In recent years, big data and its derived technology has become the object of competition in all walks of life, for the financial industry, big data finance has also given high expectations of performance, it will bring what changes to the financial industry?
For practitioners in the field of financial research, big data technology has long been integrated into the daily work of the vast majority of researchers.

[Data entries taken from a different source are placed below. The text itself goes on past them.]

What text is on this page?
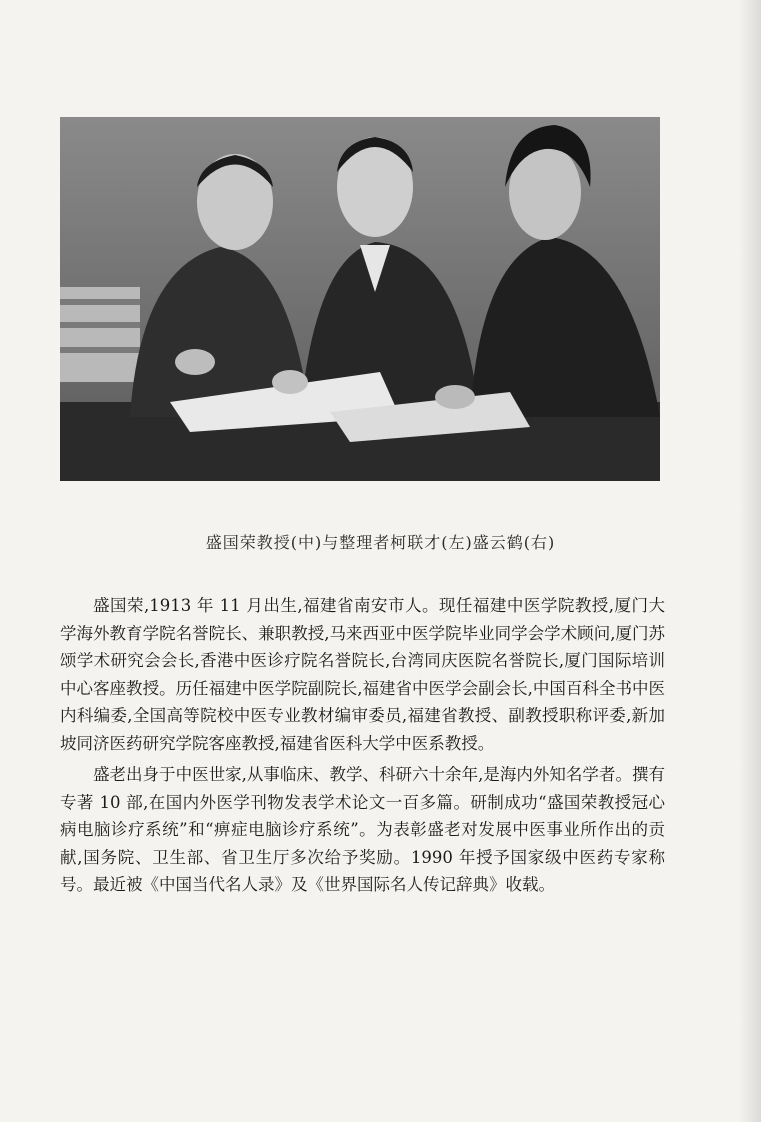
盛国荣教授(中)与整理者柯联才(左)盛云鹤(右)

盛国荣,1913 年 11 月出生,福建省南安市人。现任福建中医学院教授,厦门大学海外教育学院名誉院长、兼职教授,马来西亚中医学院毕业同学会学术顾问,厦门苏颂学术研究会会长,香港中医诊疗院名誉院长,台湾同庆医院名誉院长,厦门国际培训中心客座教授。历任福建中医学院副院长,福建省中医学会副会长,中国百科全书中医内科编委,全国高等院校中医专业教材编审委员,福建省教授、副教授职称评委,新加坡同济医药研究学院客座教授,福建省医科大学中医系教授。

盛老出身于中医世家,从事临床、教学、科研六十余年,是海内外知名学者。撰有专著 10 部,在国内外医学刊物发表学术论文一百多篇。研制成功“盛国荣教授冠心病电脑诊疗系统”和“痹症电脑诊疗系统”。为表彰盛老对发展中医事业所作出的贡献,国务院、卫生部、省卫生厅多次给予奖励。1990 年授予国家级中医药专家称号。最近被《中国当代名人录》及《世界国际名人传记辞典》收载。
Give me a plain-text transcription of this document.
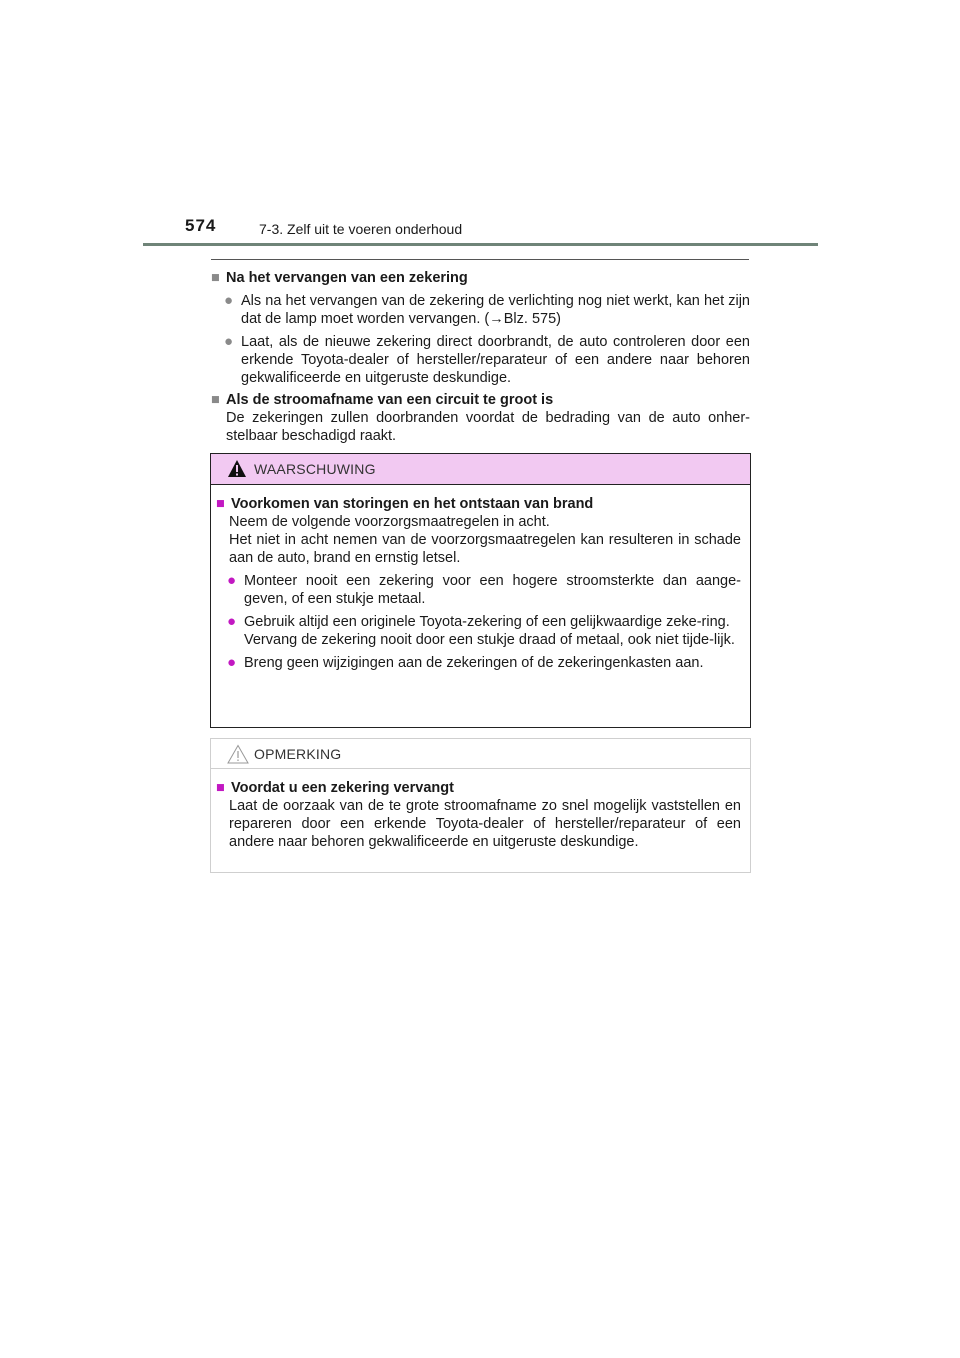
574	7-3. Zelf uit te voeren onderhoud
■ Na het vervangen van een zekering
● Als na het vervangen van de zekering de verlichting nog niet werkt, kan het zijn dat de lamp moet worden vervangen. (→Blz. 575)
● Laat, als de nieuwe zekering direct doorbrandt, de auto controleren door een erkende Toyota-dealer of hersteller/reparateur of een andere naar behoren gekwalificeerde en uitgeruste deskundige.
■ Als de stroomafname van een circuit te groot is
De zekeringen zullen doorbranden voordat de bedrading van de auto onher-stelbaar beschadigd raakt.
WAARSCHUWING
■ Voorkomen van storingen en het ontstaan van brand
Neem de volgende voorzorgsmaatregelen in acht.
Het niet in acht nemen van de voorzorgsmaatregelen kan resulteren in schade aan de auto, brand en ernstig letsel.
● Monteer nooit een zekering voor een hogere stroomsterkte dan aange-geven, of een stukje metaal.
● Gebruik altijd een originele Toyota-zekering of een gelijkwaardige zeke-ring.
Vervang de zekering nooit door een stukje draad of metaal, ook niet tijde-lijk.
● Breng geen wijzigingen aan de zekeringen of de zekeringenkasten aan.
OPMERKING
■ Voordat u een zekering vervangt
Laat de oorzaak van de te grote stroomafname zo snel mogelijk vaststellen en repareren door een erkende Toyota-dealer of hersteller/reparateur of een andere naar behoren gekwalificeerde en uitgeruste deskundige.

If we only stay in the understanding of the literal meaning of big data to categorize, all the empirical financial research such as applied financial asset pricing, market microstructure, etc., as early as 30 or 40 years ago, the introduction of statistical analysis of massive data technology. The most famous cases include a series of research papers on market risk premium factors by Professors Eugene Fama and Kenneth French in the early 1990s, and later on for the theory of asset portfolio management and the formulation of the landmark three-factor theoretical model, all of which were based on the results of in-depth statistical research on the trading data of the securities markets of the U.S. and the major developed countries of the world at that time for the past several decades The results were obtained. Not to mention the contemporary theoretical literature on the microstructure of the market, behind each of the results are not cohesive on up to a dozen or even hundreds of gigabytes of massive high-frequency quotes and transaction data depth mining and summarized wisdom. So the traditional application of big data for the field of financial theory research, in fact, does not belong to the stranger outside the door.
The concept of big data is not limited to highlighting the "many and massive" characteristics of data, but also needs to encompass a deep understanding of the "new and diverse" layer of data. For the financial industry and the application of big data in the field of financial research, it is more important to emphasize its "new and diversified" side.
In the past, the financial research literature we are familiar with, the data it needs to collect and adopt is generally the market transaction data of financial assets. However, more and more innovative financial research theories and models are being developed that go beyond the sole reliance on traditional transaction data and use a variety of data sources and formats, such as satellite imagery data, Internet search data, face recognition data, image voiceprint data, media text data, and social communication data.
The "new and multifaceted" Big Data has increasingly changed the ecology of the financial industry and reshaped the practice of financial research.